A few weeks later, Cramer went on the air and threw a temper tantrum that further strained the two companies' relationship. According to FNC, Cramer went to the taping for TheStreet.com's April 15 show and refused to give the network's producers the usual notice of what he planned to say on the air in a segment called "Predictions."
What he did was tout TheStreet.com's battered stock. He said a "stock that's near and dear to my heart, that I own a lot of, is stock called TheStreet.com. I've watched it go from $70 to $5. I think it's done going down, because it's got $4.75 in cash." When another panelist on the show said that he wasn't permitted to talk about TheStreet.com's own stock, Cramer replied, "Nobody's allowed to comment; that's the big joke. But I don't care, because I think it's too cheap."

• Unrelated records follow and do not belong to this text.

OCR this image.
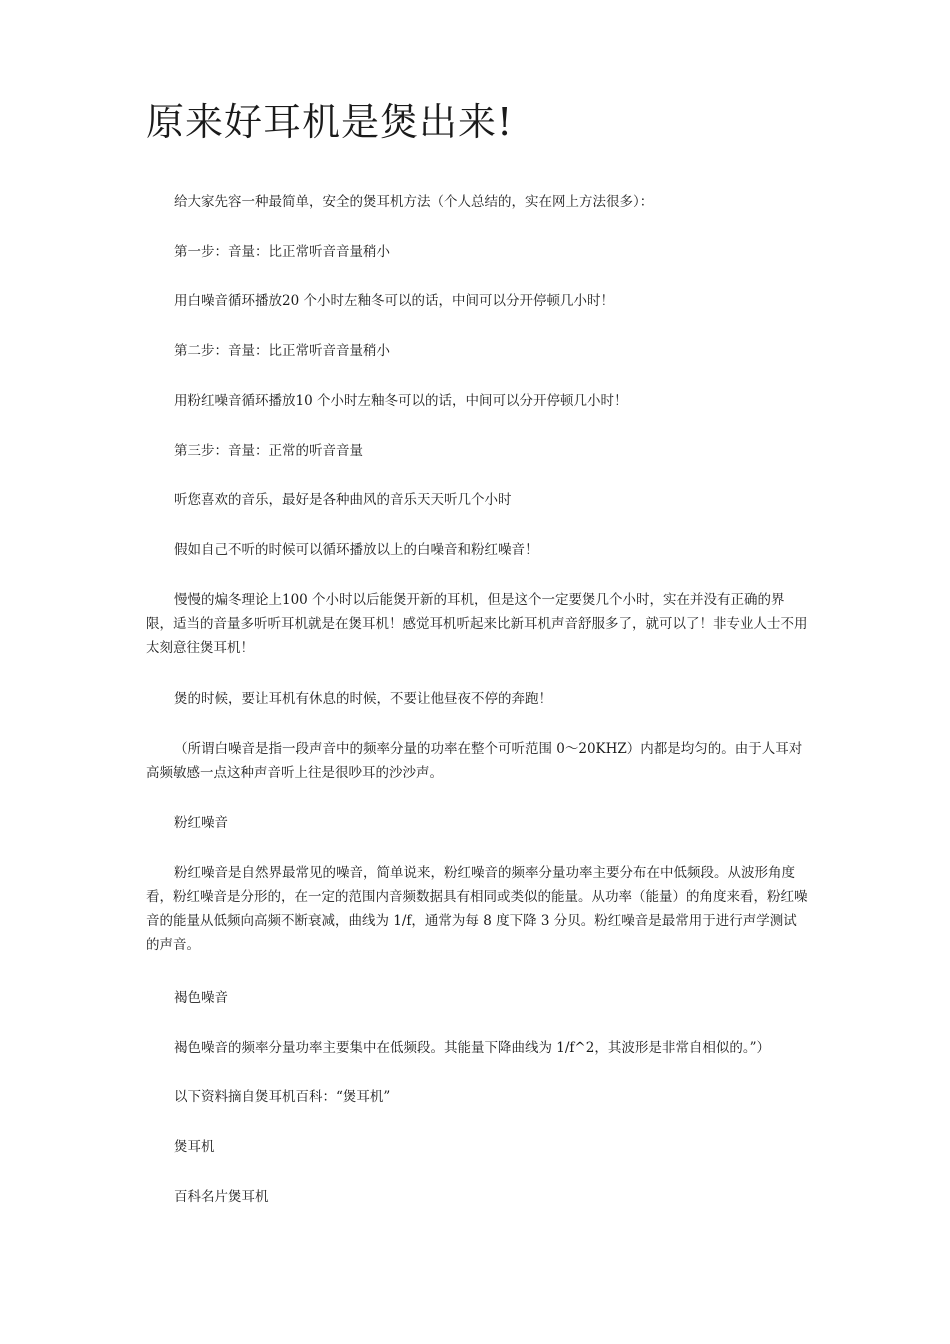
原来好耳机是煲出来!

给大家先容一种最简单，安全的煲耳机方法（个人总结的，实在网上方法很多）：

第一步：音量：比正常听音音量稍小

用白噪音循环播放20 个小时左釉冬可以的话，中间可以分开停顿几小时！

第二步：音量：比正常听音音量稍小

用粉红噪音循环播放10 个小时左釉冬可以的话，中间可以分开停顿几小时！

第三步：音量：正常的听音音量

听您喜欢的音乐，最好是各种曲风的音乐天天听几个小时

假如自己不听的时候可以循环播放以上的白噪音和粉红噪音！

慢慢的煸冬理论上100 个小时以后能煲开新的耳机，但是这个一定要煲几个小时，实在并没有正确的界限，适当的音量多听听耳机就是在煲耳机！感觉耳机听起来比新耳机声音舒服多了，就可以了！非专业人士不用太刻意往煲耳机！

煲的时候，要让耳机有休息的时候，不要让他昼夜不停的奔跑！

（所谓白噪音是指一段声音中的频率分量的功率在整个可听范围 0～20KHZ）内都是均匀的。由于人耳对高频敏感一点这种声音听上往是很吵耳的沙沙声。

粉红噪音

粉红噪音是自然界最常见的噪音，简单说来，粉红噪音的频率分量功率主要分布在中低频段。从波形角度看，粉红噪音是分形的，在一定的范围内音频数据具有相同或类似的能量。从功率（能量）的角度来看，粉红噪音的能量从低频向高频不断衰减，曲线为 1/f，通常为每 8 度下降 3 分贝。粉红噪音是最常用于进行声学测试的声音。

褐色噪音

褐色噪音的频率分量功率主要集中在低频段。其能量下降曲线为 1/f^2，其波形是非常自相似的。”）

以下资料摘自煲耳机百科：“煲耳机”

煲耳机

百科名片煲耳机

It's commonplace for money managers to tout stocks they already hold in a fund. It's usually why they are eager to participate in everything from CNBC's Street Sweep to a Barron's roundtable. News organizations consider it a different ethical issue when a money manager talks up a company he personally owns, particularly on his own newscast.
Even Kansas reprimanded Cramer, his partner, in a column on the Web site. But what set Cramer off was a remark by an FNC spokesperson in the New York Daily News, stating that "we do not approve of touting of stock for personal gain." Cramer took that as violating a non-disparagement clause in the two companies' programming agreement and moved to yank the show.
TheStreet.com CEO Tom Clarke counters that, if FNC was so upset about the comments, network executives could have edited them out of the pre-taped show or not replayed the show twice after its initial Saturday morning run.
"That, of course, is the point," said one media executive familiar with the dispute.